Harus ditegaskan secara terang-benderang: tidak ada satu pun alasan hukum yang membenarkan aparat keamanan merampas, menghapus, atau mengintimidasi jurnalis yang sedang menjalankan tugas liputan. Undang-Undang Nomor 40 Tahun 1999 tentang Pers secara eksplisit melarang penyensoran dalam bentuk apa pun. Pasal 28F UUD 1945 menjamin hak warga negara untuk memperoleh dan menyebarkan informasi. Ketika aparat melanggar ini, maka yang terjadi bukan lagi “kesalahpahaman lapangan”, melainkan pelanggaran hukum oleh aparatur negara.
Dalih keamanan, stabilitas, atau kerahasiaan tidak bisa digunakan secara serampangan untuk membungkam pers. Jika setiap kamera jurnalis dianggap ancaman, maka yang bermasalah bukan persnya, melainkan mentalitas kekuasaan yang anti-transparansi. Aparat keamanan seharusnya menjadi pelindung konstitusi, bukan aktor yang justru menginjak-injaknya.
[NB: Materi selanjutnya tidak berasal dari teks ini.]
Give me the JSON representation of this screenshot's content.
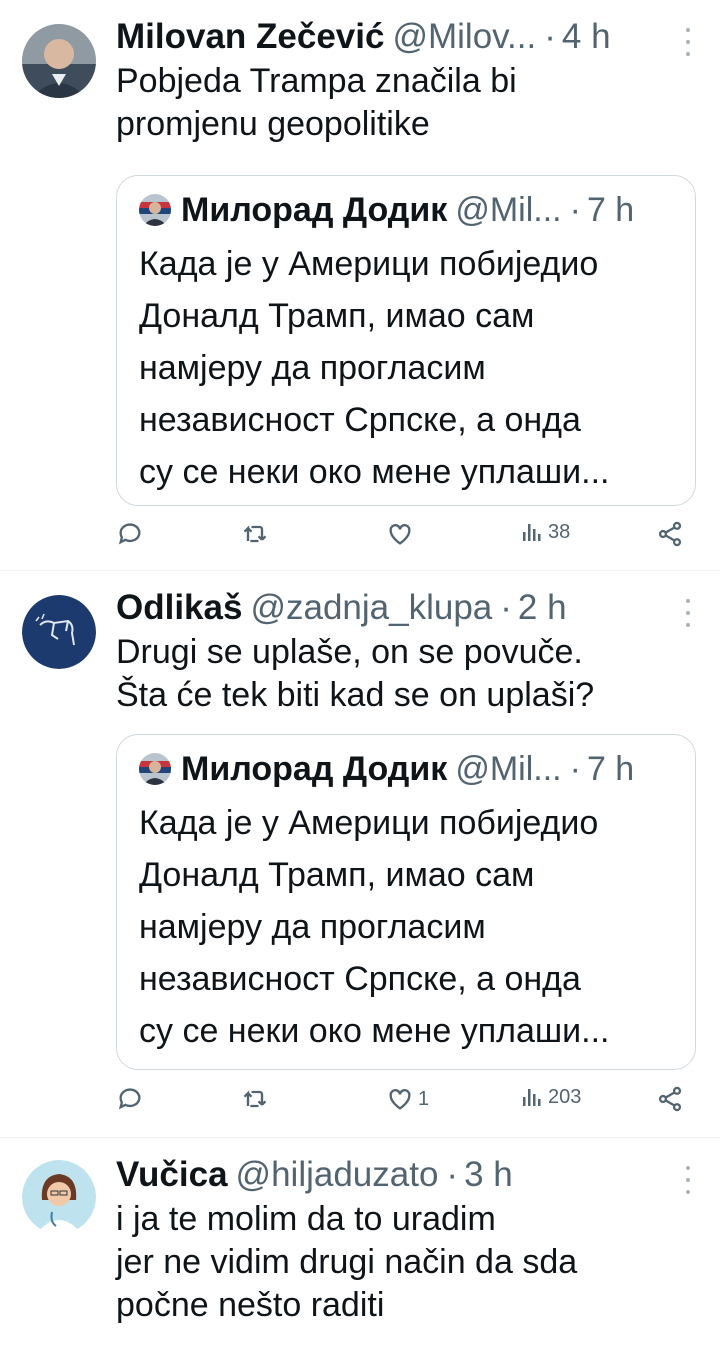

Lebih mengkhawatirkan lagi, tindakan ini dilakukan secara terbuka, berlapis, dan berulang mulai dari permintaan penghapusan rekaman, ancaman perusakan alat kerja, hingga penghapusan paksa oleh provos. Ini menunjukkan bukan refleks sesaat, melainkan praktik yang lahir dari budaya impunitas: keyakinan bahwa aparat bisa bertindak tanpa konsekuensi hukum.
Jika tindakan semacam ini dibiarkan, pesan yang sampai ke publik sangat jelas dan berbahaya: meliput fakta bisa berujung intimidasi; menyampaikan kebenaran bisa berakhir pada ancaman. Ini bukan hanya ancaman bagi jurnalis, tetapi juga bagi hak publik untuk tahu.
Aparat keamanan wajib tunduk pada hukum sipil dan menghormati pers sebagai peliput kebenaran, bukan memperlakukannya sebagai musuh. Ketidaknyamanan terhadap liputan tidak boleh dibalas dengan represi. Mekanisme yang sah telah disediakan oleh hukum: hak jawab, hak koreksi, dan jalur hukum bukan intimidasi, bukan penyitaan, apalagi penghapusan paksa.
Kasus ini harus diproses secara terbuka dan tuntas. Sanksi administratif saja tidak cukup bila terbukti terjadi pelanggaran pidana. Negara tidak boleh absen ketika aparatnya melanggar hukum. Tanpa penegakan hukum yang tegas, kekerasan terhadap jurnalis akan terus berulang, dan demokrasi akan terus terkikis, sedikit demi sedikit.
Pers bukan ancaman. Pers adalah alarm publik. Dan negara yang mematikan alarmnya sendiri sedang mempertaruhkan masa depan demokrasi itu sendiri.